If this business office is outsourced where are you going to go to get your claim paid correctly? The new outsourced billing company? They couldn't care less they do not have access to your files and it could take weeks or months for them to get back to you. Remember you only have 90 to 180 days to get your claim filed. Happy trails trying to say to the hospital that they didn't file your claim properly because they don't have to do it for you . Is this what America wants? Is this what YOU want? Just think if hospitals can do it so can everyone else. . And by the way, usually when an office is outsourced it goes to another state completely. Gonna call or go to Tennessee or California to get results, it will not happen.
I have worked for hospitals who have outsourced their billing and 6 months to a year later they get their claims back in hundreds of boxes that these companies cannot get paid because they didn't care to work at it . So I don't know about you, but I would rather have someone who knows what they are doing and can help me right here and right now.
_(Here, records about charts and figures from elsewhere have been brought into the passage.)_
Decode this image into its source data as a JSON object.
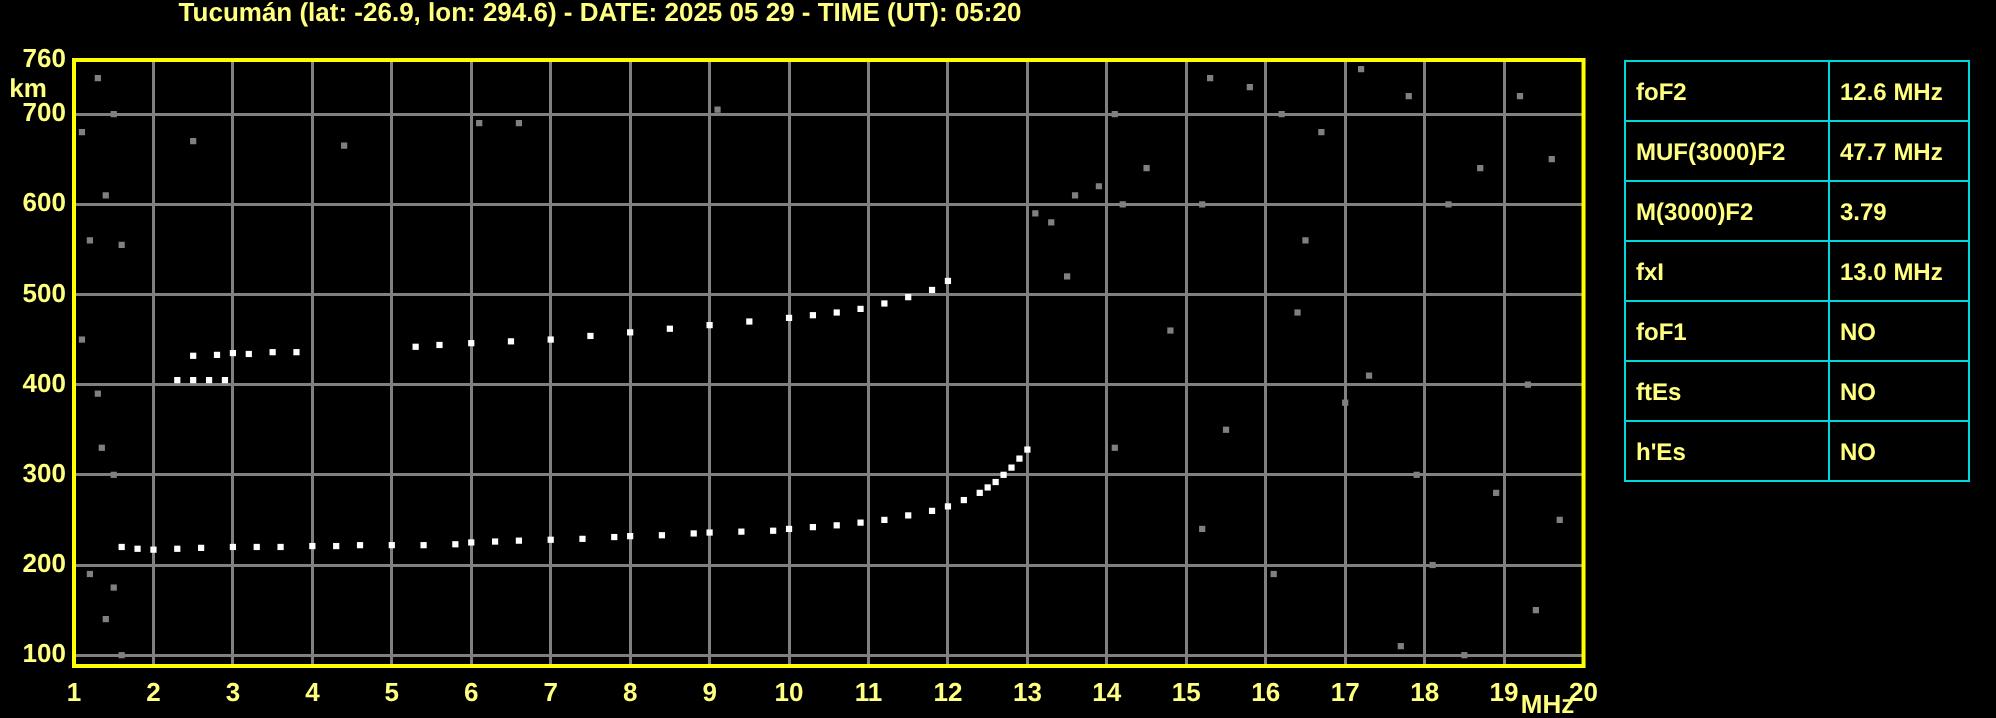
{
  "chart_data": {
    "type": "scatter",
    "title": "Tucumán (lat: -26.9, lon: 294.6) - DATE: 2025 05 29 - TIME (UT): 05:20",
    "xlabel": "MHz",
    "ylabel": "km",
    "xlim": [
      1,
      20
    ],
    "ylim": [
      88,
      760
    ],
    "xticks": [
      1,
      2,
      3,
      4,
      5,
      6,
      7,
      8,
      9,
      10,
      11,
      12,
      13,
      14,
      15,
      16,
      17,
      18,
      19,
      20
    ],
    "yticks": [
      100,
      200,
      300,
      400,
      500,
      600,
      700,
      760
    ],
    "grid": true,
    "marker": "square",
    "legend": false,
    "series": [
      {
        "color": "#ffffff",
        "x": [
          1.6,
          1.8,
          2.0,
          2.3,
          2.6,
          3.0,
          3.3,
          3.6,
          4.0,
          4.3,
          4.6,
          5.0,
          5.4,
          5.8,
          6.0,
          6.3,
          6.6,
          7.0,
          7.4,
          7.8,
          8.0,
          8.4,
          8.8,
          9.0,
          9.4,
          9.8,
          10.0,
          10.3,
          10.6,
          10.9,
          11.2,
          11.5,
          11.8,
          12.0,
          12.2,
          12.4,
          12.5,
          12.6,
          12.7,
          12.8,
          12.9,
          13.0
        ],
        "values": [
          220,
          218,
          217,
          218,
          219,
          220,
          220,
          220,
          221,
          221,
          222,
          222,
          222,
          223,
          225,
          226,
          227,
          228,
          229,
          231,
          232,
          233,
          235,
          236,
          237,
          238,
          240,
          242,
          244,
          247,
          250,
          255,
          260,
          265,
          272,
          280,
          286,
          292,
          300,
          308,
          318,
          328
        ]
      },
      {
        "color": "#ffffff",
        "x": [
          2.3,
          2.5,
          2.7,
          2.9,
          2.5,
          2.8,
          3.0,
          3.2,
          3.5,
          3.8,
          5.3,
          5.6,
          6.0,
          6.5,
          7.0,
          7.5,
          8.0,
          8.5,
          9.0,
          9.5,
          10.0,
          10.3,
          10.6,
          10.9,
          11.2,
          11.5,
          11.8,
          12.0
        ],
        "values": [
          405,
          405,
          405,
          405,
          432,
          433,
          435,
          434,
          436,
          436,
          442,
          444,
          446,
          448,
          450,
          454,
          458,
          462,
          466,
          470,
          474,
          477,
          480,
          484,
          490,
          497,
          505,
          515
        ]
      },
      {
        "color": "#808080",
        "x": [
          1.1,
          1.3,
          1.5,
          1.4,
          1.2,
          1.6,
          1.1,
          1.3,
          1.5,
          1.2,
          1.4,
          1.6,
          2.5,
          4.4,
          6.1,
          6.6,
          9.1,
          1.35,
          1.5,
          13.1,
          13.3,
          13.6,
          13.9,
          14.2,
          14.5,
          14.1,
          15.3,
          15.8,
          16.2,
          16.7,
          17.2,
          17.8,
          18.3,
          18.7,
          19.2,
          19.6,
          13.5,
          14.8,
          15.5,
          16.4,
          17.3,
          18.1,
          18.9,
          19.4,
          14.1,
          15.2,
          16.1,
          17.0,
          17.7,
          18.5,
          19.3,
          19.7,
          15.2,
          16.5,
          17.9
        ],
        "values": [
          680,
          740,
          700,
          610,
          560,
          555,
          450,
          390,
          300,
          190,
          140,
          100,
          670,
          665,
          690,
          690,
          705,
          330,
          175,
          590,
          580,
          610,
          620,
          600,
          640,
          700,
          740,
          730,
          700,
          680,
          750,
          720,
          600,
          640,
          720,
          650,
          520,
          460,
          350,
          480,
          410,
          200,
          280,
          150,
          330,
          240,
          190,
          380,
          110,
          100,
          400,
          250,
          600,
          560,
          300
        ]
      }
    ],
    "annotations": [
      "foF2",
      "12.6 MHz",
      "MUF(3000)F2",
      "47.7 MHz",
      "M(3000)F2",
      "3.79",
      "fxI",
      "13.0 MHz",
      "foF1",
      "NO",
      "ftEs",
      "NO",
      "h'Es",
      "NO"
    ]
  }
}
And I do not want to be stuck with a bill just because that outsourced billing company has no idea of what they are doing. And how about those automated telephone systems. There great aren't they until the problem you have doesn't fall under the category you need help with.Sure it is ok for small doctors offices who cannot afford the software or the people to do the billing, but let's look at the big picture, no one there at the hospital to help you, what are you going to do? You are stuck with the bill. So let's keep outsourcing for the smaller companies or doctor offices and let's keep the hardworking and honest people there in that hospital or large company to help you when and where you want it.
One other thing. How do I know all these things happen? You should have seen the mess that a local hospital billing was in after their foray into outsourcing. They lost millions, Millions. They almost went under. It took two years to get the hospital back in the black.
Well anyway Good luck if your hospital outsources. Hope you don't get stuck with your bill. Ha, ha, ha, ha.